The appropriation of the shofar by Christian groups—and certainly, its use in political contexts—is controversial, to say the least. Yet at a time when many Jews associate the shofar with a few uncomfortable hours spent in synagogue once a year, it’s also a wake-up call to re-examine the extraordinary, paradoxical role the shofar has played in Jewish history … a story that continues to reverberate in Jewish practice today.
The first shofar blast in the Bible is a supernatural one: at the foot of Mount Sinai, the Jews are gathered and hear the sound of the shofar, presumably from the lips of God himself. But for nomadic groups like the ancient Israelites, it was a familiar sound.
Shepherds had long used animal horn instruments to call their flocks and communicate with one another, says Jonathan Friedmann, professor of Jewish music history at the Academy for Jewish Religion California and editor of Qol Tamid: The Shofar in Ritual, History and Culture. “Because the horn was relatively easy to fashion and didn’t require great musical skill, it was, in many ways, a ‘people’s instrument.’ There is an etymological link between the Hebrew term for “shepherd,” ro’eh, and the term we identify with shofar blasts, t’ruah.”
The sound of a “broken blast’
The Bible elevates the shofar into the realm of the sacred: Leviticus proclaims the first day of the seventh month—Rosh Hashanah—yom t’ruah, a “day of blasts.” On Yom Kippur, every 49 years, the Jubilee is ushered in with the sound of a “broken blast.” (In the Jewish Diaspora, this practice is commemorated by blowing the shofar at the end of every Yom Kippur service.) In the Temple, priests blew shofars to mark the new moon and as part of the regular musical service of the Levites.
Yet the shofar never lost its status as a “people’s instrument.”
Even in Temple times, it was used to warn of approaching danger, mark the onset of Shabbat (before the advent of clocks) and crown a new king—a practice preserved in modern-day Israel when a new president is sworn in. And it was used in war. In the book of Judges, Gideon and his army of 300 intimidate the much more numerous Midianites with some primitive pyrotechnics accompanied by shofar blasts. Perhaps most famously, at the command of God and under the direction of Joshua, the walls of Jericho collapse at the sound of seven shofars.
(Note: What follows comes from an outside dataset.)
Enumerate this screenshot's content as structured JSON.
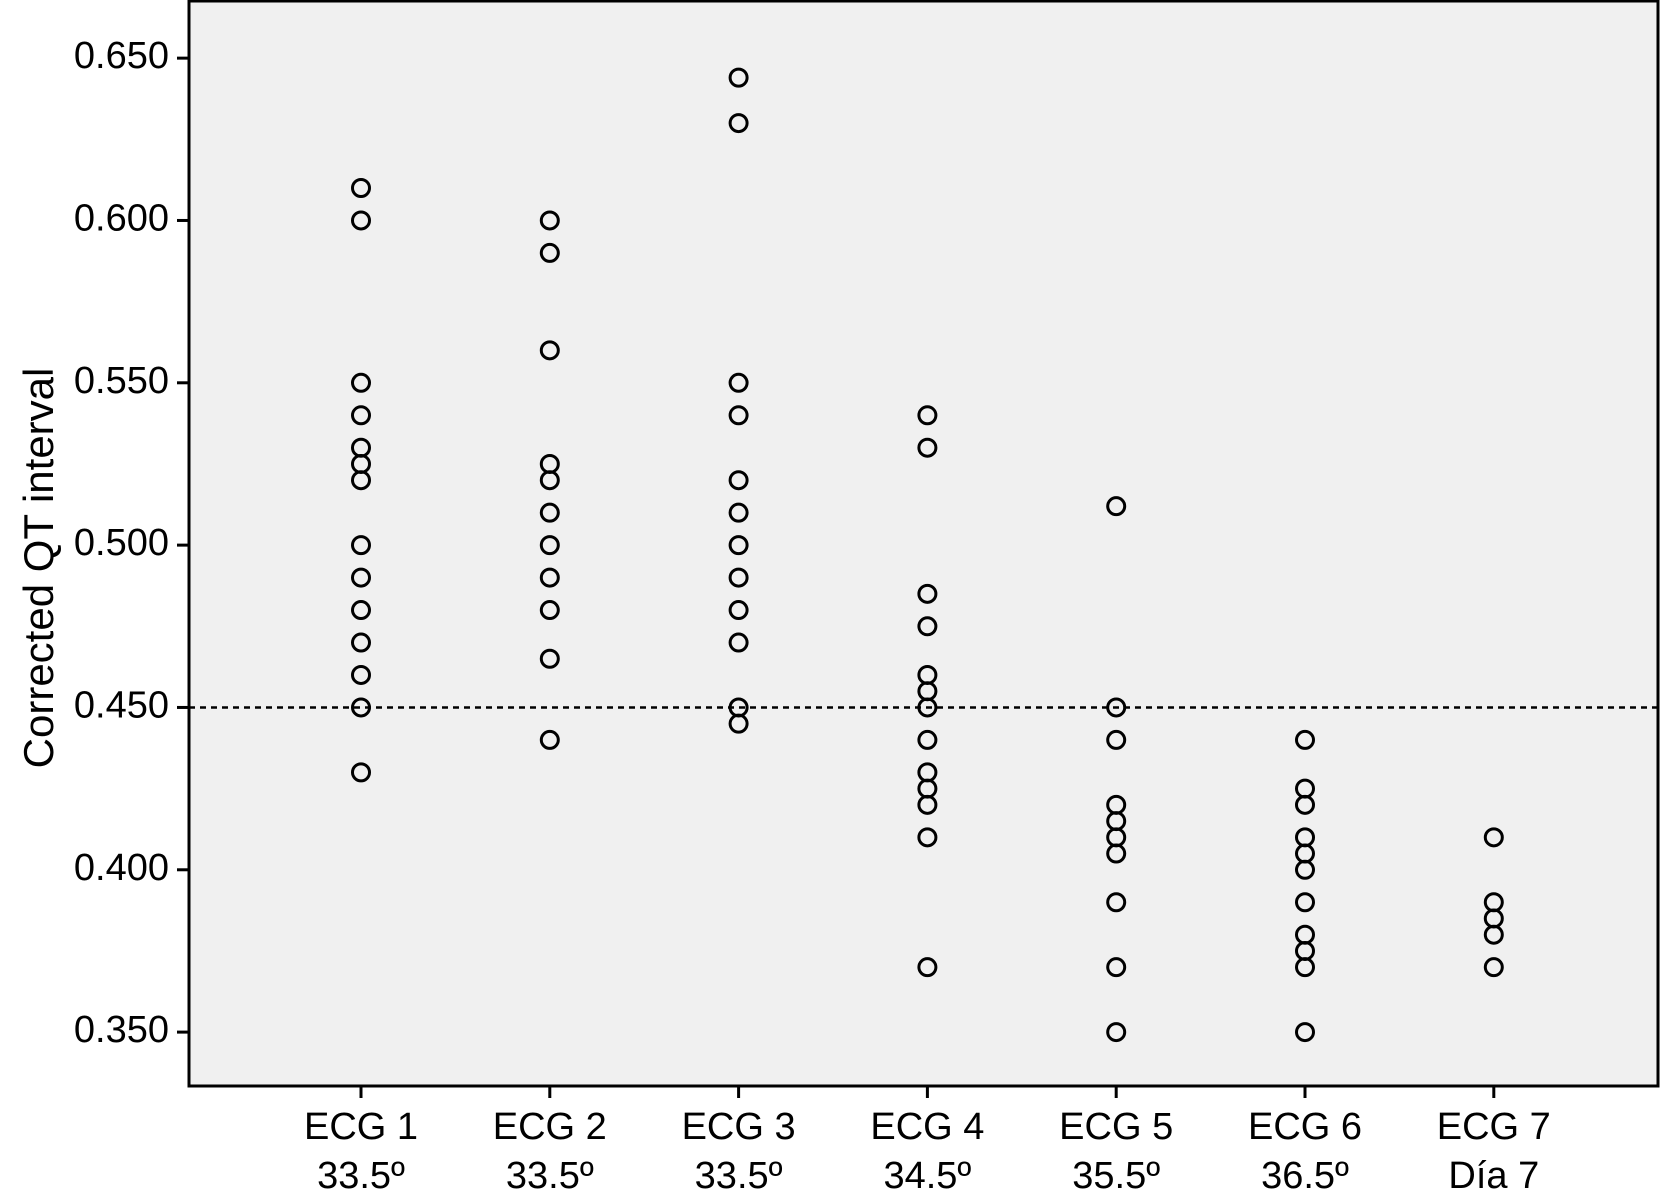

After the destruction of the Temple, the shofar’s role gradually diminished. Prayer and ritual replaced the sacrificial service, and new technologies made non-ritual shofar blasts obsolete. But the sages managed to carve out a place for the instrument in post-Temple Judaism. “In order to preserve a biblical anchor for the New Year, the sages decided the shofar was not really a musical instrument, which couldn’t be played on holy days, and instead mandated its use,” says Friedmann.
Soon, the horn was making a once-a-year cameo on Rosh Hashanah.
The shofar’s diverse purposes were not lost, however. Instead, they infused the Jewish New Year with spiritual significance: The use of a sheep’s horn, the rabbis explained, was a reference to the binding of Isaac, when Abraham sacrificed a ram in place of his son, eliciting God’s eternal mercy for the Jewish people. (While other animal horns may be used, cows’ horns are forbidden, as they evoke the sin of the Golden Calf.)
Rosh Hashanah also became the day when, with shofar blasts, the Jewish people crown God as their king. And the Talmud relates that the shofar is a potent weapon in the battle with “the Accuser”—also known as Satan—the spiritual force that seeks to do Jews harm.
Laden with such history and significance, it’s little wonder that in modern times, the shofar became a symbol of Jewish identity and continuity, blown in Auschwitz, at the end of World War II and at the liberated Western Wall in 1967. Nor is it surprising that this potent symbol is appealing to other groups. But though its uses have been diverse and sometimes contradictory, the shofar is essentially and irrevocably Jewish, and it will remain so until the day when an era of eternal peace and justice will be ushered in, with—as the prophet Isaiah relates—the blast of a ram’s horn.